The National Nuclear Security Administration (NNSA) still expects to be late starting delivery of refurbished nuclear gravity bombs and ballistic missile warheads to the Air Force and Navy, but the current crop of bombs and warheads are enough “to get the job done” for a little while longer, the No. 2 at U.S. Strategic Command said Wednesday.
NNSA disclosed in May that problems with commercial-off-the-shelf capacitors would probably delay the date the semi autonomous Department of Energy agency can finish its first refurbished B61-12 gravity bomb and W88 Alt 370 sub-launched, ballistic missile warhead.

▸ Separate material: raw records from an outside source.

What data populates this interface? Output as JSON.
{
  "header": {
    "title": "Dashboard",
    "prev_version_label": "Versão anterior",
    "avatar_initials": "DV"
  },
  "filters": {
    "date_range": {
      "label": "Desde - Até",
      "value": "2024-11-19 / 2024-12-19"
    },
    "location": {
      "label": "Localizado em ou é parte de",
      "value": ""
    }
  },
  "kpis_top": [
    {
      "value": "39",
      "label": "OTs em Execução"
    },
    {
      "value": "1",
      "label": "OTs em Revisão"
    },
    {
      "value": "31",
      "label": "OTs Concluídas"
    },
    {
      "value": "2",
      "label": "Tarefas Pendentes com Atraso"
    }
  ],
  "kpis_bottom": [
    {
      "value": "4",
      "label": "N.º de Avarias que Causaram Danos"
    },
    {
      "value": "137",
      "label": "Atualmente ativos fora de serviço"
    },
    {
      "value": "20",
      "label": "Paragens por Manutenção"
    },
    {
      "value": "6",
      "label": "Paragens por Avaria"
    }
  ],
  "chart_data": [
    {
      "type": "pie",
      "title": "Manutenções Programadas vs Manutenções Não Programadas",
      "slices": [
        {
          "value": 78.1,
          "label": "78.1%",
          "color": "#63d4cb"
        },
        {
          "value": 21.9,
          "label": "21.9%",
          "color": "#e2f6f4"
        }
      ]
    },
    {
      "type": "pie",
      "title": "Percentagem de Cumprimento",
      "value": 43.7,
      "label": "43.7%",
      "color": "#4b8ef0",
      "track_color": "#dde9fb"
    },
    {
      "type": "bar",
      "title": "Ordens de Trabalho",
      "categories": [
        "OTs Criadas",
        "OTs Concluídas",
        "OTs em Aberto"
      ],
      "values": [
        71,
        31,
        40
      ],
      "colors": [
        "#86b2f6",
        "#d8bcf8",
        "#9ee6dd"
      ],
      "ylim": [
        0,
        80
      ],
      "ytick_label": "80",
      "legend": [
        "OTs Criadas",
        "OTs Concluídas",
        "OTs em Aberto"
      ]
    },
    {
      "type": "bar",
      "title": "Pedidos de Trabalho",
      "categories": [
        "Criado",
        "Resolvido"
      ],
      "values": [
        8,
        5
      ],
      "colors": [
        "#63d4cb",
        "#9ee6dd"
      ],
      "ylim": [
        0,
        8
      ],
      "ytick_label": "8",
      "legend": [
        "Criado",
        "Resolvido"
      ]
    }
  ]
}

The NNSA has not said how much longer it will need to complete the first war-ready versions of those weapons. The B61-12 first production unit was due in 2020, the first W88 Alt 370 in 2019.
Vice Adm. David Kriete declined to say whether NNSA has told Strategic Command when the civilian agency now expects to produce the first updated B61-12 and W88 Alt-370.
“The NNSA is top rate,” Kriete said. “They’re working really hard. They’re making progress and we’re in constant communications.”
In its B61-12 life-extension program, the NNSA aims to homogenize four existing versions of the B61 gravity bomb and extend the weapon’s life for 20 years. NNSA expected to spend about $8 billion on the program before the delay. The Air Force, meanwhile, expects to spend about $4 billion to produce the guided tail kit that will help the bomb maneuver.
W88 Alt 370 aims to replace electric detonation hardware used in the newer of the Navy’s two submarine-launched ballistic missile warheads, and replace the conventional high-explosives used to spark the warhead’s fissile core. That was expected to cost about $4 billion over roughly 10 years, including up to $3 billion in NNSA expenses, according to DoE and Pentagon documents.
The NNSA plans to build some 480 B61-12 bombs and has some 350 W88 warheads, the nonprofit Federation of American Scientists estimated this year.